The younger Nabokov’s introduction claims that “despite its incompleteness,” “The Original of Laura” is “unprecedented in structure and style.” Brian Boyd recently made a similar claim to The Wall Street Journal: “The opening few words just blew me away. There’s a kind of narrative device that he’s never used before and that I don’t think anybody else has ever used before.” I just can’t see the evidence. The absence of a plot — what we have here is all setup for unknown events to come — indicates that we don’t know what structure Nabokov had in mind. So, in fact, does his son’s implicit invitation to reshuffle the cards. And what’s the unique narrative device in those opening words? “Her husband, she answered, was a writer, too — at least, after a fashion.” Does Boyd mean the device of beginning a novel in medias res, with a character answering a question we don’t get to hear? Virginia Woolf did the same thing in the first sentence of “To the Lighthouse.”

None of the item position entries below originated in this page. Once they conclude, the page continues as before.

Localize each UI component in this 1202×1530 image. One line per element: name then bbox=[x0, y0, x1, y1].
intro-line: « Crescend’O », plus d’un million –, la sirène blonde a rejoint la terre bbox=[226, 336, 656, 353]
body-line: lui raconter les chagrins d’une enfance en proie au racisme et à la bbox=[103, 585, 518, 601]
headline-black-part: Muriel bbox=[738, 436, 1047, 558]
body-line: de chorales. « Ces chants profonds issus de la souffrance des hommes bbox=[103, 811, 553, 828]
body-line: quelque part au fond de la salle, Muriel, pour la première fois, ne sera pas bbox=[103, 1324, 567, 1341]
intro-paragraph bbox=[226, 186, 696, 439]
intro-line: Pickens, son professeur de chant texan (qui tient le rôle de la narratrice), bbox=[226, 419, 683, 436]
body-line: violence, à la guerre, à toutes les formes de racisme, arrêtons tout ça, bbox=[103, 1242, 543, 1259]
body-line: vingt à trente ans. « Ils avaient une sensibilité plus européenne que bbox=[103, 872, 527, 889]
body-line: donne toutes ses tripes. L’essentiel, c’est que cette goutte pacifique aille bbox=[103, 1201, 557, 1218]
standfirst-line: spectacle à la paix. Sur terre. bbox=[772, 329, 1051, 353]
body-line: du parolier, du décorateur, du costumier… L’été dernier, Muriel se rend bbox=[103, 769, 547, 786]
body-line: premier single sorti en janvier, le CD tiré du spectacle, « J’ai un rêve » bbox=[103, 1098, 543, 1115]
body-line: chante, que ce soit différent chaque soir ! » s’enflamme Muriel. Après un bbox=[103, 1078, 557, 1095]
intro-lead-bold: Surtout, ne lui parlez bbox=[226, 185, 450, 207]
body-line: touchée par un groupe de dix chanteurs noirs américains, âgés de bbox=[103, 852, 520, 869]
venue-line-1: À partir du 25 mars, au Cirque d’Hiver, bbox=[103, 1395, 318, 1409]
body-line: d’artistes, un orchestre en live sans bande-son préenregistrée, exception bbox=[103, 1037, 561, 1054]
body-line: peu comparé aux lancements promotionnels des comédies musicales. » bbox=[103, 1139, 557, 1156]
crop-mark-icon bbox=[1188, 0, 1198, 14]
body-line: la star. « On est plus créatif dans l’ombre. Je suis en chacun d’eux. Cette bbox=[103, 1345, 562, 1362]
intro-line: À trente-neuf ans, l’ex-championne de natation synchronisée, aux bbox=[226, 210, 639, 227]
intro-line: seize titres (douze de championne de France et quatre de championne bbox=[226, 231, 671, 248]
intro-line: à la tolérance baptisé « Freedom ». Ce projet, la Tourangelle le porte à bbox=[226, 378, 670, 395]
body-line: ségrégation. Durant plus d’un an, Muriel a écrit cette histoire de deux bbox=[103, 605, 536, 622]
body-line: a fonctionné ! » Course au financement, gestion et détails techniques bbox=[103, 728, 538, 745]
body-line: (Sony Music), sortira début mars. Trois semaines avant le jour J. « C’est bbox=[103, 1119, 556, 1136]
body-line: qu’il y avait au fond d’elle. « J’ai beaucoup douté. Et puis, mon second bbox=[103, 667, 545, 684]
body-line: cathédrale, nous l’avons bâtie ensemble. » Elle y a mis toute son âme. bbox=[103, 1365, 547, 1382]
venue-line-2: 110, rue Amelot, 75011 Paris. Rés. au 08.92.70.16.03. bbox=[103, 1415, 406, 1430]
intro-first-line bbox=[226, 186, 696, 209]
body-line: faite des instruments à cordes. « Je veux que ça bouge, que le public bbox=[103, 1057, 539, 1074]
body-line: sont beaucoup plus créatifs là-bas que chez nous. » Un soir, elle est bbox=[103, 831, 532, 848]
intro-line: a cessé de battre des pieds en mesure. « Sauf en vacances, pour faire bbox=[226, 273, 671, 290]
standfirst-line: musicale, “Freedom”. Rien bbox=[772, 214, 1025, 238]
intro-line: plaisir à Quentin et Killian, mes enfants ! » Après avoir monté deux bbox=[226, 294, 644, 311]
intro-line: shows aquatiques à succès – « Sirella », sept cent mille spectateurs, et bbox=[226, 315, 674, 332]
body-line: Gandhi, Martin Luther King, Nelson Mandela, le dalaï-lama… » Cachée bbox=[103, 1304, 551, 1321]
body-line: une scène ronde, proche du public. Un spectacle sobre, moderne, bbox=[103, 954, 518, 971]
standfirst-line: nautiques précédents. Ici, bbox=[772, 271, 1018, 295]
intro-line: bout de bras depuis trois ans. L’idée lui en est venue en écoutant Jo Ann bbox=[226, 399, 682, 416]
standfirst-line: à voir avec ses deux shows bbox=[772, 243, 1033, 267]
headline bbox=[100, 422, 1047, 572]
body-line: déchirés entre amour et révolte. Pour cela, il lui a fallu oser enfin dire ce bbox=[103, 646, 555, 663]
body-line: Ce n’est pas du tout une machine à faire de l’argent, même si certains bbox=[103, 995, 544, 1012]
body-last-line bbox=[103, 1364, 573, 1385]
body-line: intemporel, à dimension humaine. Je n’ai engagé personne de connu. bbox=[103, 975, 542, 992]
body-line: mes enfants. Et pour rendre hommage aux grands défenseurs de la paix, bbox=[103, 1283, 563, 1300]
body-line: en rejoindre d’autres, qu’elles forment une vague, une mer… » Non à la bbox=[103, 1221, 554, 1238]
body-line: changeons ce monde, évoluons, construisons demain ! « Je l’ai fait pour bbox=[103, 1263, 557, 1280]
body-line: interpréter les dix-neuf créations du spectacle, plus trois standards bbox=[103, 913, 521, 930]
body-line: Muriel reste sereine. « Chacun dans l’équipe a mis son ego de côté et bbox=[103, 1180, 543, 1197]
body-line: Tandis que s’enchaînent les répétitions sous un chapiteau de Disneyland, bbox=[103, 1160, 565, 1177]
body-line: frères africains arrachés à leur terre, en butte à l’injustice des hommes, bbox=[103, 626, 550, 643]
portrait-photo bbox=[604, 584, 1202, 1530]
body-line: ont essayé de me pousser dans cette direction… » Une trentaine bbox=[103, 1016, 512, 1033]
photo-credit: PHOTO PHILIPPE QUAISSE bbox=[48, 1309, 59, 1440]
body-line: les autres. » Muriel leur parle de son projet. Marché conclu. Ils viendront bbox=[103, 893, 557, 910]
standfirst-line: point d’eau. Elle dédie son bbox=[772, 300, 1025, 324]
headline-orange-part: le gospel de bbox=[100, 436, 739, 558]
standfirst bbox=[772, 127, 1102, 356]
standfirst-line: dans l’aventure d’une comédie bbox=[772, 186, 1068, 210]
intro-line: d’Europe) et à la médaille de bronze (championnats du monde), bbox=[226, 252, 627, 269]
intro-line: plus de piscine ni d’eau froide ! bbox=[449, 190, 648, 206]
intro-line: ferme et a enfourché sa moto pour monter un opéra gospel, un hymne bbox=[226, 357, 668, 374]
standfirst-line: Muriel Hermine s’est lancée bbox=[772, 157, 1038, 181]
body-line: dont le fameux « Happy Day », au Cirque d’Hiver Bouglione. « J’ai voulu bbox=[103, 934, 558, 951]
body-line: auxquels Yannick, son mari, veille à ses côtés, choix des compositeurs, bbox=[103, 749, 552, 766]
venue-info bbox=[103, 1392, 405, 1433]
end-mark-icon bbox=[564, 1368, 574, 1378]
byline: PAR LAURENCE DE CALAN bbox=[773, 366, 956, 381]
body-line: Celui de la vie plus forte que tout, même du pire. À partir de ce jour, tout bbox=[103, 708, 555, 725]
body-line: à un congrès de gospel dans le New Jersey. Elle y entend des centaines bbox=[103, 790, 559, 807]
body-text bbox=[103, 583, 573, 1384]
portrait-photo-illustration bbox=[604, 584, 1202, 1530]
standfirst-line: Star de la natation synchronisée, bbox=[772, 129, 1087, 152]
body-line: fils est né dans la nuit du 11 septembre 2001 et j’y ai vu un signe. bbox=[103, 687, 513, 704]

The style of Nabokov’s very last work hardly seems “unprecedented” either, but especially for an aging, ailing man, he was in fine form. This, rather than imputed formal innovations or supposed insights into his writing process — we’ve known for years that he wrote on index cards, and that, like other mortals, he revised and deleted and made notes to himself — makes “The Original of Laura” worth the frustration of reading it. In one passage he slyly melds two of his best-known obsessions: in a miniature chess set, with holes on the board to fix the pieces, “the pin-sized pawns penetrated easily, but the slightly larger noblemen had to be forced in with an ennervating joggle.” In others, he’s still playing with English words as if they were brand-new toys: an abdomen, for instance, is “so flat as to belie the notion of ‘belly.’ ” And not even in “Lolita” did he write a description more visually and verbally inventive, or more simultaneously heartbreaking, than his glance at Wild and Flora’s necessary mode of copulation: “he reclining on cushions, she sitting in the fauteuil of his flesh with her back to him . . . and he holding her in front of him like a child being given a sleighride down a short slope by a kind stranger.” Aside from these small, if genuine, pleasures, “The Original of Laura” probably won’t go over any bigger with real-life readers than it did with that dream audience of peacocks, pigeons and parents. In neither case, of course, would its reception be the author’s fault. I’m willing to believe that the real novel — not the one we now see through a glass darkly — was Nabokov’s last-minute masterwork, but I’m in no hurry to see it face to face.
David Gates’s most recent book is “The Wonders of the Invisible World,” a collection of stories.